Forecasting Using Regression Models
Course duration:8 h
In many fields that require decision-making it is crucial to look one step forward and take into account possible future change along with present state of affairs. These fields include economics, marketing, transportation, ecology and many others. Computational methods for forecasting are very popular now and rapidly developing.
This small course focuses on statistical approach to forecasting, introducing some machine learning techniques such as linear models and nearest neighbor methods. Listeners will have an opportunity to test their acquired skills at predicting modern city traffic conditions.
Plan of lectures
- Overview of forecasting methods. Linear models and nearest neighbors. Bias-variance trade-off. Model assessment: training and test samples, cross-validation.
- Robustness of linear models. Different loss functions. Overfitting and predictor selection. Regularization. Least angle regression.

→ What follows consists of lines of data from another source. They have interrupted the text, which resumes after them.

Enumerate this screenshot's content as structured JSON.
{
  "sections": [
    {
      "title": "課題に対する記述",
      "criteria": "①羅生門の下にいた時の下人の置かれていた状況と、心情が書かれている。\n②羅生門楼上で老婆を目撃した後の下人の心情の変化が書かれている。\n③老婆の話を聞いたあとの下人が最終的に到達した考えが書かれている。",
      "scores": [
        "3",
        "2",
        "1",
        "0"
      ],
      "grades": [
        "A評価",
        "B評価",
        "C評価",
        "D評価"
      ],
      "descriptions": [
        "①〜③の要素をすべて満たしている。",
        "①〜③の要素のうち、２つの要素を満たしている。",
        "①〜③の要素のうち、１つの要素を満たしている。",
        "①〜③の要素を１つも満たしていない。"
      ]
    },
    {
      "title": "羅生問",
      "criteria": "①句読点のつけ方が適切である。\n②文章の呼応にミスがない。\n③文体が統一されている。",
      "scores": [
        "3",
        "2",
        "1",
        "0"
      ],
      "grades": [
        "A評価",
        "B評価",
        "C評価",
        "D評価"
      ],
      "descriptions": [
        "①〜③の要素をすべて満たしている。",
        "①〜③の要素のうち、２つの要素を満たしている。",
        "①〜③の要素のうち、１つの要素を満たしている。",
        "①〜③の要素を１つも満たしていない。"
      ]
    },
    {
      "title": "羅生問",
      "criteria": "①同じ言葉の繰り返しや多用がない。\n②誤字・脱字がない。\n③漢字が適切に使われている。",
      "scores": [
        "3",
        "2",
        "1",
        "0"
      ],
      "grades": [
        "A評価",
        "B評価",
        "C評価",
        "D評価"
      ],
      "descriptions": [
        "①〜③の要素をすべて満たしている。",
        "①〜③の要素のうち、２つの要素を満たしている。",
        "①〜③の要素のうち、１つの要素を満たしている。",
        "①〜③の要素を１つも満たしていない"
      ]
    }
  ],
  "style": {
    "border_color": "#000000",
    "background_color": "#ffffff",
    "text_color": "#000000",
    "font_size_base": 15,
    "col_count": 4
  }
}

- Model estimation and assessment in R: practice.
- Predicting traffic conditions: forecasting contest.
Forecasting Contest
Necessary files for contest are moscow_traffic_train_data.csv and moscow_traffic_forecast_input.csv. The second has gaps that you need to fill in with forecasts. The first one you can use any way you wish. You will also be given a small script dummy.r that produces the correct output.
Your script must:
- read tables from the given files;
- compute forecasts for missing hours;
- store the whole table (including previously known hours) in the file named "moscow_traffic_forecast_output.csv".
If working time of you script exceeds 1 minute please supply output table along with the script itself. You are free to use any programming language you want.
Places will be assigned according to the Root Mean Square Error with factual data from missing hours. If you have submitted several solutions, only the last one will take part in contest. Three best forecasts will get prizes from Yandex and Summer School.
Please do not use data from the future when computing the forecast.
To submit your solution for the contest or ask a question you need to send it to Dr. Mikhail Khokhlov (This email address is being protected from spambots. You need JavaScript enabled to view it.), with any organizational questions return to Dmytro Fishman (This email address is being protected from spambots. You need JavaScript enabled to view it.).
We accept solutions till 14 August 23:59.
Tutor
Dr. Mikhail Khokhlov, Ph.D. in Applied Mathematics
Country: Russian Federation
Place of employment: Computer Science Department of Moscow Institute of Physics and Technology; Yandex.
Spheres of research: Mathematical modelling in economics, time series analysis, linear models.